From an investment standpoint there have been very few places to shelter. However, in this environment, trying to predict when markets will reach their lowest point becomes notoriously difficult.

Throughout the market decline, Muirfield Financial Services have continued to support their clients with advice to overcome the temptation to make hasty or reactive portfolio decisions.

While the resolve of investors is being tested as the market euphoria of recent years is replaced by panic, remember that to achieve attractive long-term returns, you must be prepared to endure painful drawdowns along the way.

As this chart demonstrates, market falls (drawdown) for the ASX 200 in excess of 5 per cent have occurred every year since 2015.

Likewise, falls exceeding 10 per cent have not been uncommon, despite the market still generating a cumulative return of 36 per cent over this period.

ASX statistics.

This highlights that although painful, the market decline year-to-date has been relatively normal and that generally it pays to stay invested during these times as the market has always recovered and subsequently reached new highs.

As the market peaks and troughs, investors will inevitably use the “this time it’s different” rationale to justify emotive-driven behaviours. And although it can be difficult when pessimism overrides levelheadedness, Muirfield Financial Services believe that viewing this market fall through a historical lens provides invaluable perspective.

Over the long term, the range of potential outcomes is overwhelmingly skewed positively, with an average return for the Australian share market over the past 30 years of about 10 per cent per annum.

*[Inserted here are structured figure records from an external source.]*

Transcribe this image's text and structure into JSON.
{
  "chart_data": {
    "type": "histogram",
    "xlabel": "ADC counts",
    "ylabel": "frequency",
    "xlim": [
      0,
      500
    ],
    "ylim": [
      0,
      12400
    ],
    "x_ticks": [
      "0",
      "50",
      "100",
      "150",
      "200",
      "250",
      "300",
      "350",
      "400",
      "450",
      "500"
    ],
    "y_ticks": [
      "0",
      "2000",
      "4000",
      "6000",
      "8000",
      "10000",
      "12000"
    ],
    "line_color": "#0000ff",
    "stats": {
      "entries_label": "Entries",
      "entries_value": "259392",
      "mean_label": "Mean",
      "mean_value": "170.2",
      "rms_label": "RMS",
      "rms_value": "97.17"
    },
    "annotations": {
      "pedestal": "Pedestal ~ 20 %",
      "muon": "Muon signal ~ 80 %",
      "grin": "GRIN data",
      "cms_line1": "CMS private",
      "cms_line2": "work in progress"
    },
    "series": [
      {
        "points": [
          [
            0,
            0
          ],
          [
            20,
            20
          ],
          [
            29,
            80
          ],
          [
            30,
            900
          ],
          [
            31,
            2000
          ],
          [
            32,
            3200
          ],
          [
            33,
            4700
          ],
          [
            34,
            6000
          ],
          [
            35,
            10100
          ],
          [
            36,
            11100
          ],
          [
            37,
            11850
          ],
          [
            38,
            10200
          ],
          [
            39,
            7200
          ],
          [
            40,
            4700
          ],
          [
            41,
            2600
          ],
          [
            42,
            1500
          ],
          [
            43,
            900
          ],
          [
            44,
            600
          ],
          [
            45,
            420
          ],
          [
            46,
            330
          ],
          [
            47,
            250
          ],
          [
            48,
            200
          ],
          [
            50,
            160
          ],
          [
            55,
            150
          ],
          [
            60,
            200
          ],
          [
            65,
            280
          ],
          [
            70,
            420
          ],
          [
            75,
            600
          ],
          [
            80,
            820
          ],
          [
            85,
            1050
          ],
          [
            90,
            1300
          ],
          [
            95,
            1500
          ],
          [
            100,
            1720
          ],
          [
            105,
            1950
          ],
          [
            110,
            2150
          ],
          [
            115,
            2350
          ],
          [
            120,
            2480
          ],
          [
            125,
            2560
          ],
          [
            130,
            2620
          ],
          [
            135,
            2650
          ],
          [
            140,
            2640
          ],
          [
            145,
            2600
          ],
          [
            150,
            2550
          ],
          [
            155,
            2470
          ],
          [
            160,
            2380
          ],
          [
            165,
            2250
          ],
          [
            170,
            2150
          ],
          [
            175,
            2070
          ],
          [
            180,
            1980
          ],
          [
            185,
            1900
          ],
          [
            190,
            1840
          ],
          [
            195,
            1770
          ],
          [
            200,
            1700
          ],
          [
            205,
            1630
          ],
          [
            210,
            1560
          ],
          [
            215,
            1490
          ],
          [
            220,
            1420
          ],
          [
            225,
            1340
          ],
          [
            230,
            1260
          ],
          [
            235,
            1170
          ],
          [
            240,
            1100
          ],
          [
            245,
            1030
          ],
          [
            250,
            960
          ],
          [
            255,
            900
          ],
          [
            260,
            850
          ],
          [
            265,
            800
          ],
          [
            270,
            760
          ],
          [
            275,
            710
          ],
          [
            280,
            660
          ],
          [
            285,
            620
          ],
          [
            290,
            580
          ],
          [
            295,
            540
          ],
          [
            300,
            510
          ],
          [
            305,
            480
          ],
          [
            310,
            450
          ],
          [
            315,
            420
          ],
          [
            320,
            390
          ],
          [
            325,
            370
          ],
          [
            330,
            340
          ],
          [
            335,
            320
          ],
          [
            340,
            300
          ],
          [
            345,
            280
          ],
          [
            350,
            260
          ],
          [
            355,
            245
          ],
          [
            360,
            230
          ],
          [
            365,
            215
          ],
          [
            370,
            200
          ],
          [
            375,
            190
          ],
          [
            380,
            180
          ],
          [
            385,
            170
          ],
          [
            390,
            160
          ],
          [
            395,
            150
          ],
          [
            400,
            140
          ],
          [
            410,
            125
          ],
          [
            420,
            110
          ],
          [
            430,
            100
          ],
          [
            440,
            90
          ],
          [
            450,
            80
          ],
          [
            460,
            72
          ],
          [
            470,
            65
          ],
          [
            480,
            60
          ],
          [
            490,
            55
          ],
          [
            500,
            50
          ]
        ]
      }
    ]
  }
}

Importantly, this has been achieved through periods of war, recessions, pandemics and other crises, which reinforces the benefits of investing through-the-cycle and not letting emotions cloud your judgement.

At Muirfield Financial Services, portfolios are designed with the aim of providing protection during market declines.

While Muirfield remain highly attuned to emerging risks, the company does not feel that these are compelling enough to move away from a positive long-term outlook on markets.

Remember that markets always bottom well in advance of a positive shift in sentiment and making hasty portfolio decisions is generally to the detriment of meeting your long-term objectives.

Instead, Muirfield is reminding shareholders that a robust portfolio construction is the best way to win through not losing.